Das dürfte Doktor Best gerne gehört haben, denn Niedermeiers Mitstreiter im Defensivbereich machen dem Spezialisten für Orthopädie, Unfallchirurgie und Sportmedizin wesentlich mehr Arbeit. Als der Trainer Bruno Labbadia gestern um 15 Uhr nach den Länderspielreisen auch die meisten Nationalspieler (Shinji Okazaki und Martin Harnik werden heute erwartet) um sich scharen konnte, waren zwar auch einige andere Abwehrstrategen mit von der Partie – schmerzfrei war drei Tage vor dem Gastspiel in Bremen aber kaum einer.

So plagten Serdar Tasci (Bauchmuskel), Khalid Boulahrouz (Adduktoren), Cristian Molinaro (Knie) und Stefano Celozzi (leichte Adduktorenprobleme) Verletzungen, während sich Arthur Boka sowie Patrick Funk nach Innenbandrissen im Knie erst im Aufbautraining befinden und Philipp Degen (Adduktoren) wie auch Ermin Bikacic (Muskelfaserriss) fehlten. „Wir erleben mit den vielen Verletzten eine nicht alltägliche Sondersituation“, sagt der VfB-Manager Fredi Bobic, „solche Negativserien kommen immer mal vor. Man muss sich der Situation stellen, darf sich nicht unterwerfen. Das tun unsere Spieler auch.“

Teamarzt: Wir haben gigantisches Pech gehabt

Tatsächlich schleppen viele ihre Blessuren ohne die eigentlich nötige Auszeit seit Wochen mit. „Wir stecken im Abstiegskampf. Da willst du nicht pausieren, sondern helfen“, sagt Serdar Tasci, der sich gegen seine schmerzhafte Bauchmuskelzerrung („Diese Muskeln spürst du bei fast jeder Bewegung“), die er sich im Training vor dem Nürnberg-Spiel am 12. Februar zugezogen hat, seit Wochen vor den Spielen eine Spritze geben lässt.

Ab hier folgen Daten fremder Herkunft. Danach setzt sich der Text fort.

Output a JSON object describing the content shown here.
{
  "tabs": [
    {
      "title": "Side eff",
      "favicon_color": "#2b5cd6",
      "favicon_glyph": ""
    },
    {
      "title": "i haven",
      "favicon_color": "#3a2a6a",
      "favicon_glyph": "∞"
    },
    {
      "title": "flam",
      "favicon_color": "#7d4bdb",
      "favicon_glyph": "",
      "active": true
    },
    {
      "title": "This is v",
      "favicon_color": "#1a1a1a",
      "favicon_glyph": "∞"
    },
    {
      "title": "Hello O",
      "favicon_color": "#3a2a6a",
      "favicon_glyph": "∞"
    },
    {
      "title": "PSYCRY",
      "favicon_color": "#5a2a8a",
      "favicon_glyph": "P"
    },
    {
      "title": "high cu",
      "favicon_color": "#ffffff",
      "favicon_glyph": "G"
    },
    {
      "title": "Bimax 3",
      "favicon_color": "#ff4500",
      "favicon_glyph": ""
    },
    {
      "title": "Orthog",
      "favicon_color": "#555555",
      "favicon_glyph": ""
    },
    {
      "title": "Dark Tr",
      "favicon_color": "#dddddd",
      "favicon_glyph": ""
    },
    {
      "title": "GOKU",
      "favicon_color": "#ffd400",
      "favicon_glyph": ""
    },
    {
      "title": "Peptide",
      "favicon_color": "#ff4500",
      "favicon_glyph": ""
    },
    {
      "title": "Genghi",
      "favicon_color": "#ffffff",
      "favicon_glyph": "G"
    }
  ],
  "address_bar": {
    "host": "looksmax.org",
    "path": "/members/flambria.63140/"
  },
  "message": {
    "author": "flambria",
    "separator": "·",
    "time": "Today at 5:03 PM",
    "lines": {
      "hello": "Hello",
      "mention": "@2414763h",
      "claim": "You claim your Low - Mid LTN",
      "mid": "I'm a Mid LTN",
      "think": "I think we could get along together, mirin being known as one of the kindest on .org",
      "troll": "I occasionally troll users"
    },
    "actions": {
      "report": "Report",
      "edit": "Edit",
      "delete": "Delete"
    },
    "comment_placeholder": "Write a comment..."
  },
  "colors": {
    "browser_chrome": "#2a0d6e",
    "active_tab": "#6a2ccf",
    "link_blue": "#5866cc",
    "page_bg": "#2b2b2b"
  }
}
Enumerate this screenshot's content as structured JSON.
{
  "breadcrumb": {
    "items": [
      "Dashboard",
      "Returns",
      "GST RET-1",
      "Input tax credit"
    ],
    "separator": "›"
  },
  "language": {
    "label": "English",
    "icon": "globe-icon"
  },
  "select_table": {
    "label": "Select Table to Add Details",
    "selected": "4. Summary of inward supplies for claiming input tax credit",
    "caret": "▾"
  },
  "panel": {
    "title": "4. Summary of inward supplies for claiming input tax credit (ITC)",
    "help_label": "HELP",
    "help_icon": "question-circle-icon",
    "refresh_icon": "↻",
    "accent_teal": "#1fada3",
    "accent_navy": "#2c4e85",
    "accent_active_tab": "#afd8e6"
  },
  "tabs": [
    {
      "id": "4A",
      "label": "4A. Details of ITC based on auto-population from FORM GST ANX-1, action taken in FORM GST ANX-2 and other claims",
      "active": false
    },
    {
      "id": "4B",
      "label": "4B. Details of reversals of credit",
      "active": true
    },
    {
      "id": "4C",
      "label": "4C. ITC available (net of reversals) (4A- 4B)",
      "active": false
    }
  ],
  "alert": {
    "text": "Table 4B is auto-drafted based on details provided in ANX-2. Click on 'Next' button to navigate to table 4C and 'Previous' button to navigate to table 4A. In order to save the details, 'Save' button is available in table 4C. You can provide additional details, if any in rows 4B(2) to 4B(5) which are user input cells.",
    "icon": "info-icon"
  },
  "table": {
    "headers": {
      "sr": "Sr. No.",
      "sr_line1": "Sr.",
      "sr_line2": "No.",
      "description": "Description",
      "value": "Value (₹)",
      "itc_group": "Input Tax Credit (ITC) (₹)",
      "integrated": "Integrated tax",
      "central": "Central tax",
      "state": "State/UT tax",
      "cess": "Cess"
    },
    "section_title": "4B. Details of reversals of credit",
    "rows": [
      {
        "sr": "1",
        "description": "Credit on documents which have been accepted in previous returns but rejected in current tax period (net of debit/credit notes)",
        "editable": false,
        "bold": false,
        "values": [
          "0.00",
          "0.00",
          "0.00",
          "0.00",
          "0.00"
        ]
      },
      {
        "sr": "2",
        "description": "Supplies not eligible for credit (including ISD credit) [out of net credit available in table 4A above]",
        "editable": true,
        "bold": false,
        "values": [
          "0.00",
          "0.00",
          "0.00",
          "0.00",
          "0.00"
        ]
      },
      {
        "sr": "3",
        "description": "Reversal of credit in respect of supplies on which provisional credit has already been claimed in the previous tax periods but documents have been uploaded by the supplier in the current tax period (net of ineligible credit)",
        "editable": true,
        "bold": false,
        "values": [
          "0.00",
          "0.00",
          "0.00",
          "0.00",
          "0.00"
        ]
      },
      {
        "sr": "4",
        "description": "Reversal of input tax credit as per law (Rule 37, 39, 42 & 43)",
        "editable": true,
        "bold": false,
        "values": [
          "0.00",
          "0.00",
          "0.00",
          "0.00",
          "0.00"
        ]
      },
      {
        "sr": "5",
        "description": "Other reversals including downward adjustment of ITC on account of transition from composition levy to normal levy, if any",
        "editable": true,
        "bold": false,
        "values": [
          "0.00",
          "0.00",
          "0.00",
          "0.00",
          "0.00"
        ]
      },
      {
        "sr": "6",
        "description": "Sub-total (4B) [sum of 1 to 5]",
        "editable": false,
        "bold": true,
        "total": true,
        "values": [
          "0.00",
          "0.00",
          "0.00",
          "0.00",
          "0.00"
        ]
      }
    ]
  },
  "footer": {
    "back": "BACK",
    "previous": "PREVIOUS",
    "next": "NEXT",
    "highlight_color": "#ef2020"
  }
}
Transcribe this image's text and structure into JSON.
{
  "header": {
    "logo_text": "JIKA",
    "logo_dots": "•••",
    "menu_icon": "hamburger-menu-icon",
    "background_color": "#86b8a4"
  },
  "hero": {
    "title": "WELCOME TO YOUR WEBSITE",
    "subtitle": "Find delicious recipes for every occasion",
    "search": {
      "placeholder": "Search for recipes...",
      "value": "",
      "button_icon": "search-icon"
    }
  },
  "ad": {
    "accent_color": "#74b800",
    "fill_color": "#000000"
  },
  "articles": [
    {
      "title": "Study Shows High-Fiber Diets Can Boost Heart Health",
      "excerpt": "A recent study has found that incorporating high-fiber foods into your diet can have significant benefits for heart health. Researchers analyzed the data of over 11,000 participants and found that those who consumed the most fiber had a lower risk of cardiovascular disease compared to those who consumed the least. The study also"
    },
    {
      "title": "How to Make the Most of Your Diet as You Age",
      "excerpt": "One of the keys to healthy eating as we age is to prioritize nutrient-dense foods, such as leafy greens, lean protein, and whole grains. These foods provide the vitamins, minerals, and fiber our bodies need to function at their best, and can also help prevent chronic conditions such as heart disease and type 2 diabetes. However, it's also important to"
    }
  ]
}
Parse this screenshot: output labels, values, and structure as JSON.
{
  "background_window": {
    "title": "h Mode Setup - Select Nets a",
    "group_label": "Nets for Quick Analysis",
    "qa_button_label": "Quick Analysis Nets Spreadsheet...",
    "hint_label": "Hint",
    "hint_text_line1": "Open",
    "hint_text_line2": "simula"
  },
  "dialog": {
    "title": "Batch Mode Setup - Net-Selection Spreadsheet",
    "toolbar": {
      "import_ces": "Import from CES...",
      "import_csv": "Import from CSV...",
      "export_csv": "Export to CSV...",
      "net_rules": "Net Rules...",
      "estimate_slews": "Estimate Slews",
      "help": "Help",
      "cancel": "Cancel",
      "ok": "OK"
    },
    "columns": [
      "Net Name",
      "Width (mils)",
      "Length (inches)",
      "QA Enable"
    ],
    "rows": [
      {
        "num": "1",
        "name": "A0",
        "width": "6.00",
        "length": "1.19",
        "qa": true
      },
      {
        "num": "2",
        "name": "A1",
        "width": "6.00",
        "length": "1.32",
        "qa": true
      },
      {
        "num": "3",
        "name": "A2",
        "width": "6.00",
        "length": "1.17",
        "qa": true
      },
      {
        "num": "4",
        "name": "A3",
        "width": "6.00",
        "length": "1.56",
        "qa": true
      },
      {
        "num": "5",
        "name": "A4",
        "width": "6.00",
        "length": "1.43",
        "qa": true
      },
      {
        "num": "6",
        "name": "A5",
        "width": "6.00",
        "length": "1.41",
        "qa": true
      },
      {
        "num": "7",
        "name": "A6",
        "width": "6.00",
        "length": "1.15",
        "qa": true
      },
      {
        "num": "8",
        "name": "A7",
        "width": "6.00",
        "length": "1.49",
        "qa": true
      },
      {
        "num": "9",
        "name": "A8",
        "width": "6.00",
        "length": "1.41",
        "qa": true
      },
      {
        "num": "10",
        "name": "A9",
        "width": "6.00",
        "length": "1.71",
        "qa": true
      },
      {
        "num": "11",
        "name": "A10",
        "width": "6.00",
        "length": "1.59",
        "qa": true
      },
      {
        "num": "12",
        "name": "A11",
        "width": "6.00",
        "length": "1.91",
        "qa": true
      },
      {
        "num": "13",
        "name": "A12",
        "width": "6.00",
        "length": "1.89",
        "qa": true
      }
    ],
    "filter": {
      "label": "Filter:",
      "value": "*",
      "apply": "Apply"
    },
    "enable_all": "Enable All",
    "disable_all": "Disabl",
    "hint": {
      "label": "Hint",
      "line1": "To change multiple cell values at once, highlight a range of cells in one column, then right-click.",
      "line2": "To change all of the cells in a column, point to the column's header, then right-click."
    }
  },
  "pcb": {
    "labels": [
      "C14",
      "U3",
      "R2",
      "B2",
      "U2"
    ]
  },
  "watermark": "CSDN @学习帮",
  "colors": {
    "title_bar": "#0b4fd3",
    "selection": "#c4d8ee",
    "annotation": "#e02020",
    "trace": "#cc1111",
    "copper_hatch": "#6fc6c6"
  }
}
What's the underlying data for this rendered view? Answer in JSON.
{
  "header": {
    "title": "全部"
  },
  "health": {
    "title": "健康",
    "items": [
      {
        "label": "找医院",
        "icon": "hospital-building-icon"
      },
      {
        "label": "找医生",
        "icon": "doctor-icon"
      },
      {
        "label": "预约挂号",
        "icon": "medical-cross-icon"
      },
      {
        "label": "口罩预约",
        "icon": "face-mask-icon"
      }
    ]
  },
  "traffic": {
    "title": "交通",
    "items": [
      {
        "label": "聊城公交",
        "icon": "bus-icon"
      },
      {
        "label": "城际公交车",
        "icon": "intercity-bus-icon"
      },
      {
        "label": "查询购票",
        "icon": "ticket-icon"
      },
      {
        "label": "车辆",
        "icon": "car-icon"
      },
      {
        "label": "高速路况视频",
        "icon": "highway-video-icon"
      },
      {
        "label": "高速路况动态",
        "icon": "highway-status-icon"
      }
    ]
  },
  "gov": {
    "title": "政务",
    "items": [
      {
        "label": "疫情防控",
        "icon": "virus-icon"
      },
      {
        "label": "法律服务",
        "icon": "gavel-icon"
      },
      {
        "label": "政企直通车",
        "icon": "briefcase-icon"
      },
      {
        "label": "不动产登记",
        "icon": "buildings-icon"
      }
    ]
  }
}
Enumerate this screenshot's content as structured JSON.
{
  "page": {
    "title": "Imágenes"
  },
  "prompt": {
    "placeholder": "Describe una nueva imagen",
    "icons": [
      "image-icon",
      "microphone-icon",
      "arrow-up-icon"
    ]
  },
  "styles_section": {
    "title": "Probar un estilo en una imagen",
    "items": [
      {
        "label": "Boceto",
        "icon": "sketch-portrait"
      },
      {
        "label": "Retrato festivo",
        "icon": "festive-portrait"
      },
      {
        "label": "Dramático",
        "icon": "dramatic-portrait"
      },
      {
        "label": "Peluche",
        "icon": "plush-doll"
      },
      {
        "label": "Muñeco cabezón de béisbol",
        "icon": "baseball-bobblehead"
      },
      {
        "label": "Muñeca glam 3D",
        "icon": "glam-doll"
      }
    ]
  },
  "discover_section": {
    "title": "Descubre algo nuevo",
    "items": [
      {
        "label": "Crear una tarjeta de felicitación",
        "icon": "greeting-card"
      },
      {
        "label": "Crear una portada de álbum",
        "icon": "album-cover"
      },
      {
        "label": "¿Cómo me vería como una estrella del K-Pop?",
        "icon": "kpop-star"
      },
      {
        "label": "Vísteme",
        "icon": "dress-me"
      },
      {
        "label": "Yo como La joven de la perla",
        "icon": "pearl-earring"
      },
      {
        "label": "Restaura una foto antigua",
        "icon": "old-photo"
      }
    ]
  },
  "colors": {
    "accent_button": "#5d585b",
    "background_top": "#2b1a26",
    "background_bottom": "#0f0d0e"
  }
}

Mögliche Kritik am VfB-Ärztestab lässt Raymond Best nicht gelten: „Wir haben gigantisches Pech gehabt“, sagt der Teamarzt und nennt Zahlen aus der Fachliteratur: Danach kommt es in 1000 Trainingsstunden – was bei einem 25-köpfigen Kader wie dem des VfB vier Trainingswochen entspricht – statistisch gesehen zu drei bis fünf Verletzungen. „Da liegen wir weit drüber“, sagt Best, dessen sportive Patienten auch im Wettkampf nicht ungeschoren davonkommen: So musste der VfB laut Best bisher überproportional viele sogenannte Kontaktverletzungen (etwa nach Fouls) einstecken, die im Normalfall bei rund 30 Prozent liegen.

Angesichts der anhaltenden Misere bekommt sogar eine Rote Karte einen positiven Nebeneffekt. Denn der Kapitän Matthieu Delpierre, der seit Saisonbeginn mit Knie- und Fußbeschwerden zu kämpfen hat, erhielt so die Möglichkeit, sich wenigstens ein bisschen auszukurieren. „Normalerweise müssten wir einige Spieler ja komplett rausnehmen“, sagt Fredi Bobic – und denkt dabei auch an den Stürmer Cacau, der seit Monaten an einer sogenannten weichen Leiste laboriert. Eine Operation scheint unumgänglich. Da sich die Verletzung aber nicht mehr verschlechtern kann, soll Cacau bis Saisonende auf die Zähne beißen und spielen, wann immer es geht. „Für Bremen sieht es gar nicht schlecht aus“, sagt der Teamarzt Best. Fraglich ist allerdings der Einsatz von Tamás Hajnal, der bereits gegen Wolfsburg mit Oberschenkelproblemen ausfiel. Doch anstatt in Stuttgart bleiben zu können, musste Hajnal zur ungarischen Nationalelf reisen, die das Recht auf eine Abstellung hat. Gebracht hat das keinem etwas. Denn der Mittelfeldmann reiste nach der ersten Partie der Ungarn gegen die Niederlande, in der er nicht spielte, wieder ab.

Zurück in Stuttgart traf Hajnal dann auch wieder auf Timo Gebhart, der beim VfB so etwas wie das Maskottchen im Club der Angeschlagenen ist. Denn der Memminger hat wegen einer hartnäckigen Verstauchung des Handgelenks den rechten Arm bandagiert und spielt nach seinem zweiten mehrfachen Bänderriss am rechten Sprunggelenk mit einem Spezialschuh mit integrierter Stützmanschette. Im Dienstagstraining bekam Gebhart aber einen Schlag auf den geschundenen Knöchel – und humpelte gestützt von einem Physiotherapeuten von dannen.